Lets not even get started with the TV license. Two years ago when my company went turtle, I had a lightning strike that took out three of computers, my TV and hifi... As insurance is the first thing you stop when times are tough, I could not have it replaced and I had just moved and had the benefit of my friends TV. When I tried cancelling my license, my first obstacle was that I was told that I was white and that I have to have a TV. Three months the debit orders carry on going off my account. Even trying to stop them at the bank, the amounts change and the bank can not stop it in time.

I then closed the bank account so the debit orders could not go through. Three months later I get a sms that I owe R800. I call to find out that this is for penalties for a bounced debit order in 1996 :Rant1: ... How can you not double debit for R22 in a period of 12 years or send a sms or letter when the account is R22 in arrears.

Now two years down the line, the attorneys are involved, I still don't have a TV and the debt has gone to R1800. They say they can issue a garnish order on my salary, I hope they will be finding me a job so that I can have a boss that they can do this to.
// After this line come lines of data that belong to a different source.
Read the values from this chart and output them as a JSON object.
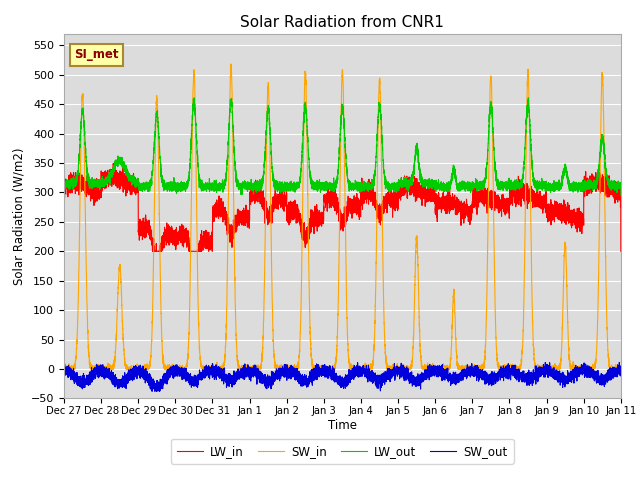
{
  "title": "Solar Radiation from CNR1",
  "xlabel": "Time",
  "ylabel": "Solar Radiation (W/m2)",
  "ylim": [
    -50,
    570
  ],
  "yticks": [
    -50,
    0,
    50,
    100,
    150,
    200,
    250,
    300,
    350,
    400,
    450,
    500,
    550
  ],
  "annotation": "SI_met",
  "bg_color": "#dcdcdc",
  "grid_color": "#ffffff",
  "colors": {
    "LW_in": "#ff0000",
    "SW_in": "#ffa500",
    "LW_out": "#00cc00",
    "SW_out": "#0000dd"
  },
  "line_width": 0.8,
  "xtick_labels": [
    "Dec 27",
    "Dec 28",
    "Dec 29",
    "Dec 30",
    "Dec 31",
    "Jan 1",
    "Jan 2",
    "Jan 3",
    "Jan 4",
    "Jan 5",
    "Jan 6",
    "Jan 7",
    "Jan 8",
    "Jan 9",
    "Jan 10",
    "Jan 11"
  ],
  "xtick_positions": [
    0,
    1,
    2,
    3,
    4,
    5,
    6,
    7,
    8,
    9,
    10,
    11,
    12,
    13,
    14,
    15
  ],
  "xlim": [
    0,
    15
  ],
  "n_days": 15,
  "ppd": 480,
  "SW_in_peaks": [
    468,
    175,
    460,
    505,
    515,
    483,
    505,
    505,
    490,
    225,
    130,
    500,
    500,
    213,
    500,
    0
  ],
  "SW_in_width": [
    0.07,
    0.06,
    0.065,
    0.065,
    0.065,
    0.065,
    0.065,
    0.065,
    0.065,
    0.05,
    0.04,
    0.065,
    0.065,
    0.05,
    0.065,
    0.065
  ],
  "LW_out_base": [
    315,
    318,
    310,
    310,
    310,
    310,
    310,
    310,
    310,
    315,
    310,
    312,
    312,
    310,
    312,
    315
  ],
  "LW_out_peaks": [
    440,
    355,
    433,
    455,
    455,
    440,
    447,
    445,
    450,
    378,
    340,
    450,
    452,
    342,
    393,
    350
  ],
  "LW_out_width": [
    0.065,
    0.06,
    0.065,
    0.065,
    0.065,
    0.065,
    0.065,
    0.065,
    0.065,
    0.055,
    0.04,
    0.065,
    0.065,
    0.05,
    0.065,
    0.065
  ],
  "LW_in_base": [
    310,
    318,
    234,
    224,
    265,
    295,
    263,
    285,
    295,
    303,
    276,
    285,
    292,
    261,
    308,
    332
  ],
  "LW_in_noise": 8,
  "SW_out_base": -3,
  "SW_out_noise": 5,
  "SW_out_neg_dip": [
    -20,
    -22,
    -28,
    -18,
    -15,
    -18,
    -18,
    -20,
    -18,
    -18,
    -15,
    -15,
    -15,
    -15,
    -15,
    -15
  ]
}
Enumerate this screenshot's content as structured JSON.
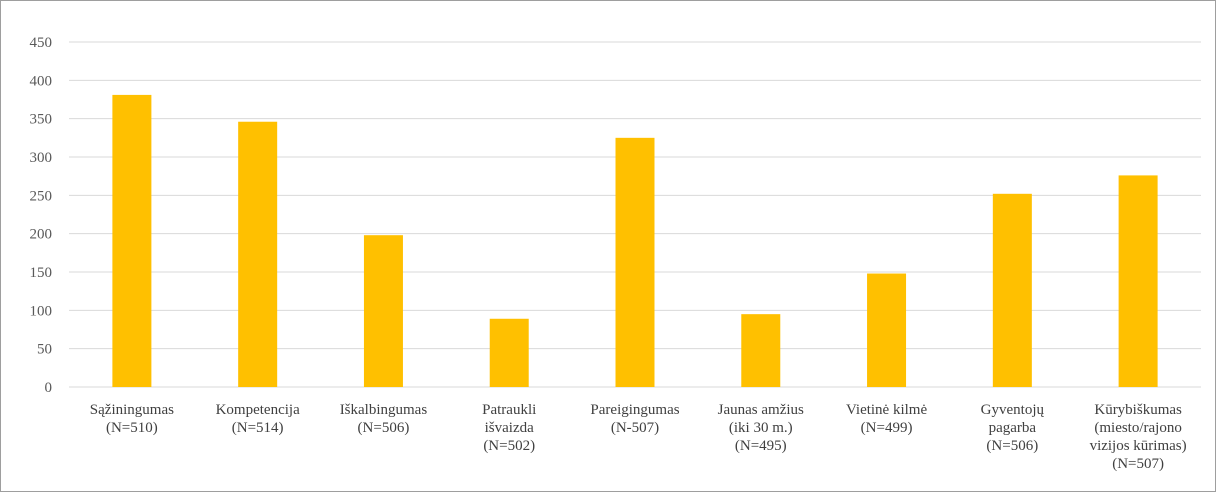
{
  "chart_data": {
    "type": "bar",
    "title": "",
    "xlabel": "",
    "ylabel": "",
    "ylim": [
      0,
      450
    ],
    "y_ticks": [
      0,
      50,
      100,
      150,
      200,
      250,
      300,
      350,
      400,
      450
    ],
    "grid": true,
    "legend": "none",
    "bar_color": "#FFC000",
    "categories": [
      [
        "Sąžiningumas",
        "(N=510)"
      ],
      [
        "Kompetencija",
        "(N=514)"
      ],
      [
        "Iškalbingumas",
        "(N=506)"
      ],
      [
        "Patraukli",
        "išvaizda",
        "(N=502)"
      ],
      [
        "Pareigingumas",
        "(N-507)"
      ],
      [
        "Jaunas amžius",
        "(iki 30 m.)",
        "(N=495)"
      ],
      [
        "Vietinė kilmė",
        "(N=499)"
      ],
      [
        "Gyventojų",
        "pagarba",
        "(N=506)"
      ],
      [
        "Kūrybiškumas",
        "(miesto/rajono",
        "vizijos kūrimas)",
        "(N=507)"
      ]
    ],
    "values": [
      381,
      346,
      198,
      89,
      325,
      95,
      148,
      252,
      276
    ]
  }
}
Now the clincher. I have been asked to get affidavit stating that I am unemployed, but in this little town where every one knows everyone in the Free State, they refuse that I do this as they say they see me doing odd jobs here and there in town and that I do have an income of sorts.

My Girlfriend has the same problem as she does part time dress designing and makes the odd wedding dress and matric dance dress. She had a turnover of money in her account and made a wopping R1500 last month. So sorry, but you are gainfully employed :Banghead: .

Ok I am feeling better again, :Chair:  it helps to vent these frustrations every so often....Sorry guys  :Blushing:

----------


## AndyD

The position you're in isn't uncommon, you're saddled with debt that you could possibly fight your way out of with legal assistance but you can't afford a lawyer.

----------


## Dave A

> They say they can issue a garnish order on my salary, I hope they will be finding me a job so that I can have a boss that they can do this to.


 :Rofl: 

Seriously though, the next time they threaten to go to court, say "please, let's do that. Get that summons off right now. I can't wait to get this in front of a judge."

Just make sure you give them written notification of the address to serve the summons at. You wouldn't want to miss the court date.

----------